The Write Team

Sunday, October 16, 2005

Are you an Elbonian?

The cartoonist Scott Adams frequently uses the country of Elbonia and its citizens the Elbonians in his very successful Dilbert comic strip. The Dilbert cartoons make fun of corporate life and attitudes, and the citizens of Elbonia, a fictional less-developed country, are often the intended victims of unscrupulous corporate schemings. The Elbonians, however, are pretty resilient, often by being surprising literal in the things they say and do.

Elbonia and the Elbonians are devices that Adams uses to illustrate the attitudes and behaviours he wants to make fun of, and he does this with great success.
I am a great fan of the Dilbert series, and often laugh out loud at the latest cartoon, but this week there was a strip that gave me pause for thought. In the cartoon published on 15th October 2005 an Elbonian has mistaken a software CD for a Frisbee(TM) and has complained that it doesn't fly properly. When told of his mistake the Elbonian replies "in my defense, the user's manual was poorly written".

This joke relies on the fact that everyone reading the strip knows, and seems to accept, that software user manuals are generally poorly written.

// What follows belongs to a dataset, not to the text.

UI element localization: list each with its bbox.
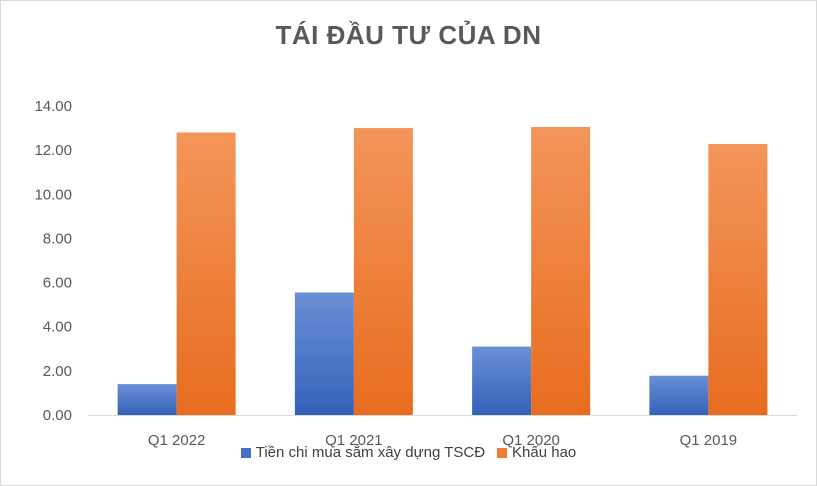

That's a problem for me, as I'm a professional technical writer, and I have made a career out of writing user manuals. Why does everyone think that what I do for a living is always done badly?

The unfortunate truth is that quite often user manuals aren't very good or very useful. I believe that's because in many cases they are written by the wrong sort of people. In many software companies writing the manual is a low-status task left to one of the less experienced programmers. People who aren't professional writers may well understand the products they are describing, but what they don't understand to the same extent are the tasks that the end-users are trying to achieve with the software or the product. This means that although they may describe product features correctly, their descriptions aren't recognised by users as being in any way relevant to their jobs.

This is a great shame, as professional technical writers do aim to write the manual that the user needs, at whatever level of understanding they require. If your product's manual may fall into the stereotype highlighted by Adams's Elbonian perhaps it's time to look for a serious professional technical writer, perhaps one who belongs to a professional association such as the STC or the ISTC. Then your users may have a better chance of recognising your products and using them properly, rather than trying to flick them through the air!

1 Comments:

  • Your comments strike a chord. I agree with you, but...

    Look at the cost/benefit of having good manuals. Often, software is extremely complex, and the workflows are not obvious. To provide a good user guide will cost far more than the cost savings that a manual will bring.

    Sometimes, it’s possible to write software in less time that it would take to write a decent user guide. One potential client asked me why my estimate for the time it would take me to write a document was twice as long as the time it had taken his team to write the software.

    Look at the larger software houses. Quite often, they do have reasonable documentation. They can afford to produce it, because costs are defrayed over hundreds of thousands of licences. Smaller software houses often cannot justify the cost of decent documentation.